Federally, the authors call for changes under the National Labor Relations Act. First, the report argues that putting anti-union messaging on company software and technology is nothing more than a high-tech “captive audience meeting,” in which employers require employees to listen to anti-union propaganda. The authors also call for a change to Supreme Court precedent, which they believe stops unions from bargaining with employers before employers implement AI in the workplace.
Harvard also calls for changes to employment law. First, the report calls to amend the Occupational Safety and Health Act so that “the right to a ‘safe and healthful workplace’ . . . includes the right to be free from harms caused by AI in the workplace.” Meanwhile, states and the federal government should continue to update the definition of “employee” so that companies cannot avoid labor and employment laws by misclassifying workers as “independent contractors.”
Workers and Managers Need New AI Regulations
Harvard’s report reminds us how little AI workplace law currently exists. America’s workplace law used to match America’s economy, with specific wage and workplace safety laws tailored to bakeries, factories, and farms, and a labor law that allowed unions to bargain with bosses at the level of the individual workplace.
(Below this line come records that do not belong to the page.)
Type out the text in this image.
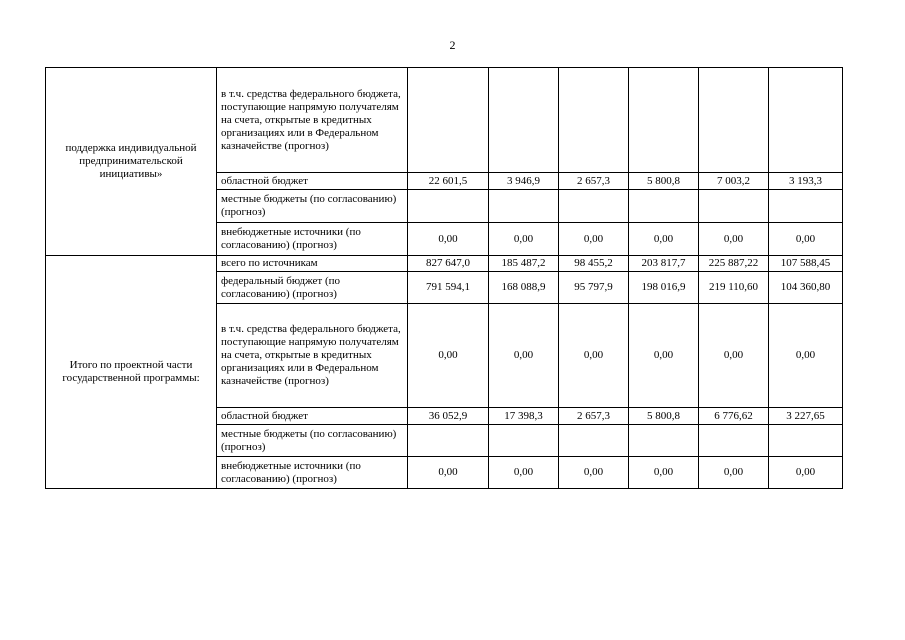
2
поддержка индивидуальной предпринимательской инициативы»	в т.ч. средства федерального бюджета, поступающие напрямую получателям на счета, открытые в кредитных организациях или в Федеральном казначействе (прогноз)						
	областной бюджет	22 601,5	3 946,9	2 657,3	5 800,8	7 003,2	3 193,3
	местные бюджеты (по согласованию) (прогноз)						
	внебюджетные источники (по согласованию) (прогноз)	0,00	0,00	0,00	0,00	0,00	0,00
Итого по проектной части государственной программы:	всего по источникам	827 647,0	185 487,2	98 455,2	203 817,7	225 887,22	107 588,45
	федеральный бюджет (по согласованию) (прогноз)	791 594,1	168 088,9	95 797,9	198 016,9	219 110,60	104 360,80
	в т.ч. средства федерального бюджета, поступающие напрямую получателям на счета, открытые в кредитных организациях или в Федеральном казначействе (прогноз)	0,00	0,00	0,00	0,00	0,00	0,00
	областной бюджет	36 052,9	17 398,3	2 657,3	5 800,8	6 776,62	3 227,65
	местные бюджеты (по согласованию) (прогноз)						
	внебюджетные источники (по согласованию) (прогноз)	0,00	0,00	0,00	0,00	0,00	0,00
Then labor started to struggle, and America’s labor policies stopped growing or at least stopped being enforced effectively. At the same time, the computing power of microchips started to double every two years, changing the lives of white-collar and blue-collar workers. Fifty years in, workplace law no longer protects the way millions of Americans work.
America’s labor policies create burdens, frictions, and uncertainties for businesses too. Old laws create rigid rules that limit companies’ abilities to innovate. With no voice for employees in the AI transition, the result is what we see now: workers fearing for their jobs and bosses trying to guess the right AI moves without much feedback from employees.
The future is here, promising a whole world of creativity and productivity, and yet workers and bosses are both worried. The Harvard report offers one solution: a guaranteed place for workers in AI strategy.